Essas circunstâncias sozinhas podem levar o USD1 a reconsiderar suas opções.

“Embora a UE tenha competição limitada entre emissoras de stablecoins, a WLFI pode compensar a não conformidade, com uma expansão agressiva em regiões como Ásia e África. O precedente do USDT demonstrou que players dominantes podem manter sua posição enquanto boicotam a MiCA e o mercado da UE. Para o USD1, a conformidade com a MiCA oferece acesso à UE, mas parece não ser essencial para a viabilidade a longo prazo, dado os mercados de crescimento alternativos,” acrescentou Bai.

Na verdade, o USD1 poderia começar ganhando uma vantagem competitiva bem em casa.

A Apoio Político do USD1 em Casa

Com um presidente amigável às criptos no cargo – cujo próprio projeto cripto anunciou oficialmente o lançamento do USD1 – a stablecoin tem respaldo suficiente para deixar sua marca.

“A grande questão aqui, no entanto, é se a WLFI vai querer pressionar por uma licença da MiCA, dado que tem a configuração certa para prosperar nos EUA com sua forte inclinação política,” enfatizou Bai.

Olhando para o futuro imediato, Bai destacou que se os EUA não continuar a desenvolver regulamentações de cripto favoráveis, o crescimento do USD1 no país pode ser prejudicado após uma mudança de governo.

“Para o USD1, a longevidade da política é digna de ser observada, pois sua viabilidade pós-Trump enfrenta incertezas, dadas as potenciais mudanças políticas nos EUA nos próximos anos. Mesmo que a WLFI se esforce para cumprir a MiCA agora, a questão é o que acontecerá nos anos seguintes ao mandato de Trump,” disse ele.
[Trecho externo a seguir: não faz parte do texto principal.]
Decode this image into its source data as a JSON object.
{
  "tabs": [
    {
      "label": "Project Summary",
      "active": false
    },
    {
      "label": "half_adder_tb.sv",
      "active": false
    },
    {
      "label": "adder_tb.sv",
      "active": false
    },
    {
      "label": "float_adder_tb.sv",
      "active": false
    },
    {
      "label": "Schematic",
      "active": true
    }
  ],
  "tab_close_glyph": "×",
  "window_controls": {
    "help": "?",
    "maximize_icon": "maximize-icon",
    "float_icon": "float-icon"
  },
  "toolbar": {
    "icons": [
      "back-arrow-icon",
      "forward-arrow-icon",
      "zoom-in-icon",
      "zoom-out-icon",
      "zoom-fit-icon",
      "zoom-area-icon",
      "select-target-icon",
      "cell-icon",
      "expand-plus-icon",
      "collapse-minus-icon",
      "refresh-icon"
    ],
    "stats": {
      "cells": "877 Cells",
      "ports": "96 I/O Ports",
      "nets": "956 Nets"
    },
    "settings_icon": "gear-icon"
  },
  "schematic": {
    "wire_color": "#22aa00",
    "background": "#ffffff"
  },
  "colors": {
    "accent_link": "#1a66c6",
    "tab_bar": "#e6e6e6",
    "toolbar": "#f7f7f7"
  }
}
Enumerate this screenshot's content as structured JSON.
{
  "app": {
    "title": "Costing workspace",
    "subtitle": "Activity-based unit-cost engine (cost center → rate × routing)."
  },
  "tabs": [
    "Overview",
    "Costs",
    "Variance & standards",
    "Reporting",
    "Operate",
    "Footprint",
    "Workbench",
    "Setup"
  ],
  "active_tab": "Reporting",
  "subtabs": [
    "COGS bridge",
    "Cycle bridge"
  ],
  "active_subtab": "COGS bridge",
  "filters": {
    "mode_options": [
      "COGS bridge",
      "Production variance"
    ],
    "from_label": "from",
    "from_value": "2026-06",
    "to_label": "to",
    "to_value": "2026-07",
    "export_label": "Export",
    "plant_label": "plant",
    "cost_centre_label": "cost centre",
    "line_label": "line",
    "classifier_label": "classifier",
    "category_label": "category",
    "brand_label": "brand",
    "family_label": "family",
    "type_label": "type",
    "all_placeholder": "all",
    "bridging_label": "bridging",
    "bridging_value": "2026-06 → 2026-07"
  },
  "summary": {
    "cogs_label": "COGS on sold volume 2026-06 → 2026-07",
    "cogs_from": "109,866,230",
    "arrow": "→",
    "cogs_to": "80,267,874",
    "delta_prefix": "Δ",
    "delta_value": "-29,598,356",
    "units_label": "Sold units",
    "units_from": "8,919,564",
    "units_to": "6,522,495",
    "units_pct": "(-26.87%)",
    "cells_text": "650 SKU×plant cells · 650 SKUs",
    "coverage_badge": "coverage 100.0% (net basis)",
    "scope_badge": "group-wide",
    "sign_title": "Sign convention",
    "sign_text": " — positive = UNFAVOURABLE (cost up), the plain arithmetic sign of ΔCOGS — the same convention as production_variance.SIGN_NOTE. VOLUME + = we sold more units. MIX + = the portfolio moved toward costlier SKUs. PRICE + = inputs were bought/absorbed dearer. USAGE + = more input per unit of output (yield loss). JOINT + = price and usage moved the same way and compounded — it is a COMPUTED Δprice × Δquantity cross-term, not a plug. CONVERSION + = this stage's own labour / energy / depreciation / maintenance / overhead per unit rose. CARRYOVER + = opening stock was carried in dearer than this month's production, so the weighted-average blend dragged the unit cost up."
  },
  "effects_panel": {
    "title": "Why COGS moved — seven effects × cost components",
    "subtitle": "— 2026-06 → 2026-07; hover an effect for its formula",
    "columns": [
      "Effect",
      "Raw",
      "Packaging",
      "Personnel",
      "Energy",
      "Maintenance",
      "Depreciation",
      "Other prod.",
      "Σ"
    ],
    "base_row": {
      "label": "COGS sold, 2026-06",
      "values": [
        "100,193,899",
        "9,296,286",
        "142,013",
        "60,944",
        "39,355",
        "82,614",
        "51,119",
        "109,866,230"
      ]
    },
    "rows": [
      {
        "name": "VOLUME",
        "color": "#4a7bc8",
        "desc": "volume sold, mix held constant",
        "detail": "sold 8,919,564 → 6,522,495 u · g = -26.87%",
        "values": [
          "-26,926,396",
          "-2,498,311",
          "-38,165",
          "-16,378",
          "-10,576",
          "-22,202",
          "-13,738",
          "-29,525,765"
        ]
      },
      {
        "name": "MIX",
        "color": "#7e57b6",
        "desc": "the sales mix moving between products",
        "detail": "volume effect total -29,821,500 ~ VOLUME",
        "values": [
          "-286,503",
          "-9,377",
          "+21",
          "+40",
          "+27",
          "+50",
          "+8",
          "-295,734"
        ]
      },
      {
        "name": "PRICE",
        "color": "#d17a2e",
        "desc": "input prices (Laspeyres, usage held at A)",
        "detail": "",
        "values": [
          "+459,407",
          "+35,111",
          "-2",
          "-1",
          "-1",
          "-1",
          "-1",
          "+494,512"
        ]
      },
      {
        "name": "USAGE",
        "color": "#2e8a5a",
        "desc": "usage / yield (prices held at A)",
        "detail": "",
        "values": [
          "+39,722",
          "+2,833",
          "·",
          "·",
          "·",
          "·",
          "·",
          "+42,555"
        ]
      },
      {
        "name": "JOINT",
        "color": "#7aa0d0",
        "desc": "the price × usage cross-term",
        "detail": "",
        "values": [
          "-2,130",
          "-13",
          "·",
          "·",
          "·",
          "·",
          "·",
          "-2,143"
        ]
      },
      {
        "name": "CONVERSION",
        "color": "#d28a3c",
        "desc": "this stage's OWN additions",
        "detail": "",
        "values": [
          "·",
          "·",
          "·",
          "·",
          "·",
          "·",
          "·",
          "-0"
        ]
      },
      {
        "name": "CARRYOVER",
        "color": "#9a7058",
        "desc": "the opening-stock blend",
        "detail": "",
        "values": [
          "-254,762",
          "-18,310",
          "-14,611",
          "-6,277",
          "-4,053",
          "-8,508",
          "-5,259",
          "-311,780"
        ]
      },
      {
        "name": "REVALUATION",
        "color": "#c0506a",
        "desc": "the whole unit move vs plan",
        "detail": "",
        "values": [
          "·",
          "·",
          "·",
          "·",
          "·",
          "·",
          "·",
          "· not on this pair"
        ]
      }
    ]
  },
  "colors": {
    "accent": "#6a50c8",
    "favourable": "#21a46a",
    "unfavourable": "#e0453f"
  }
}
Não obstante, a falha em cumprir uma estrutura abrangente como a MiCA seria um golpe para o USD1.

O Caminho do USD1 em Meio ao Crescente Apelo das Stablecoins Regulamentadas

Com base na pesquisa da Kaiko, os usuários estão crescendo em preferência por stablecoins regulamentadas.

“Stablecoins compatíveis com a MiCA mostraram um crescimento robusto durante a recente turbulência do mercado, de acordo com dados da Kaiko (em oposição a opções não compatíveis), mostrando que os usuários preferem cada vez mais opções regulamentadas,” revelou Ianeva-Aubert.

Dada essa realidade, a falha do USD1 em cumprir as regulamentações da UE, caso algum dia considere solicitar uma licença da MiCA em primeiro lugar, poderia ter consequências negativas para a viabilidade de longo prazo do projeto.

“Se o USD1 não puder atender às regras da MiCA, provavelmente será bloqueado do mercado da UE, assim como o USDT foi para a maioria dos usuários europeus. Isso limitaria seu crescimento e potencialmente impactaria sua credibilidade entre usuários institucionais,” concluiu Ianeva-Aubert.

Independentemente dos mercados que a WLF avalia em seus esforços para aumentar o alcance do USD1, a conformidade com as estipulações gerais sobre transparência, arquitetura legal e supervisão de transações em tempo real pode ser propícia ao seu eventual sucesso.